- Pajonales Location within Chile

Highest point
- Elevation: 5,958 m (19,547 ft)
- Prominence: 461 m (1,512 ft)
- Parent peak: Pular
- Coordinates: 24°14′15.72″S 068°7′04.08″W﻿ / ﻿24.2377000°S 68.1178000°W

Geography
- Parent range: Chilean Andes, Andes

Climbing
- First ascent: 02/10/1996 - José Martínez Hernández, Ricardo Artalejo, Luis Bernardo Durand, Eduardo Ruiz (Spain)

= Cerro Pajonales =

Cerro Pajonales is a peak in Chile with an elevation of 5958 m metres. Pajonales is within the following mountain ranges: Chilean Andes, Puna de Atacama. It is on the border of 2 provinces: Chilean provinces of El Loa and Antofagasta.

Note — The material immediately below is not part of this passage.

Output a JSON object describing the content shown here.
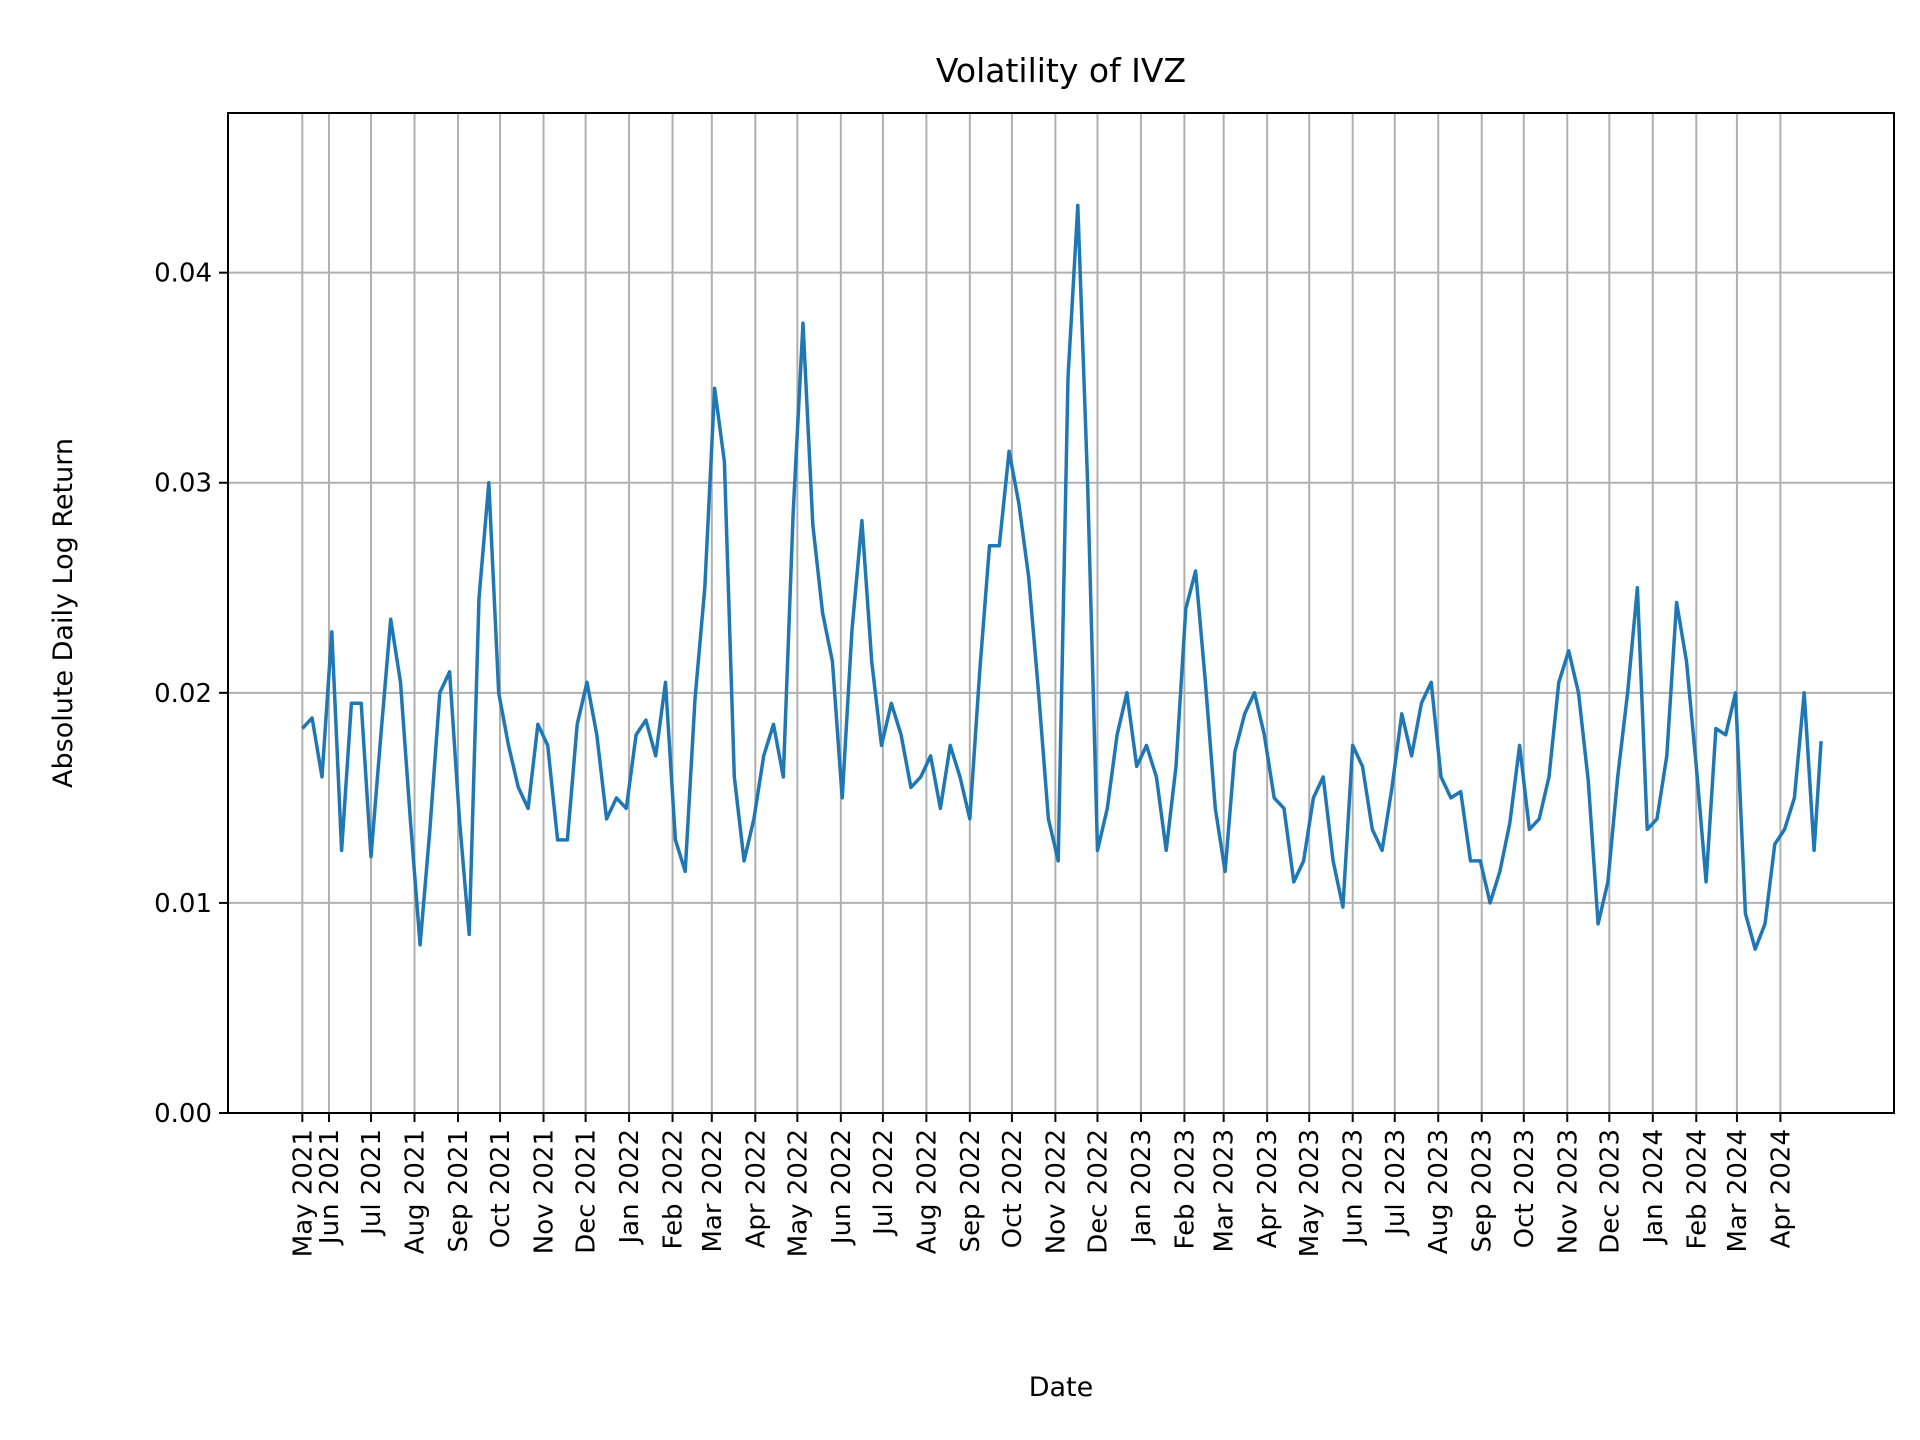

Its slopes are within the administrative boundaries of the2 cities: Chilean cities of San Pedro de Atacama and Antofagasta.

== First Ascent ==
Pajonales was first climbed by José Martínez Hernández, Ricardo Artalejo, Luis Bernardo Durand, Eduardo Ruiz (Spain) in 02/10/1996. During the first ascent by the Spanish, they found a metal bar on the summit, so the first modern ascent of Pajonales is unknown. This is probably by topographers or miners - Research by Guillermo Almaraz.

== Elevation ==
Other data from available digital elevation models: ASTER filled 5935 metres, ALOS metres, TanDEM-X 5980 metres, The height of the nearest key col is 5497 meters, leading to a topographic prominence of 461 meters. Pajonales is considered a Mountain according to the Dominance System and its dominance is 7.74%. Its parent peak is Pular and the Topographic isolation is 6.6 kilometers.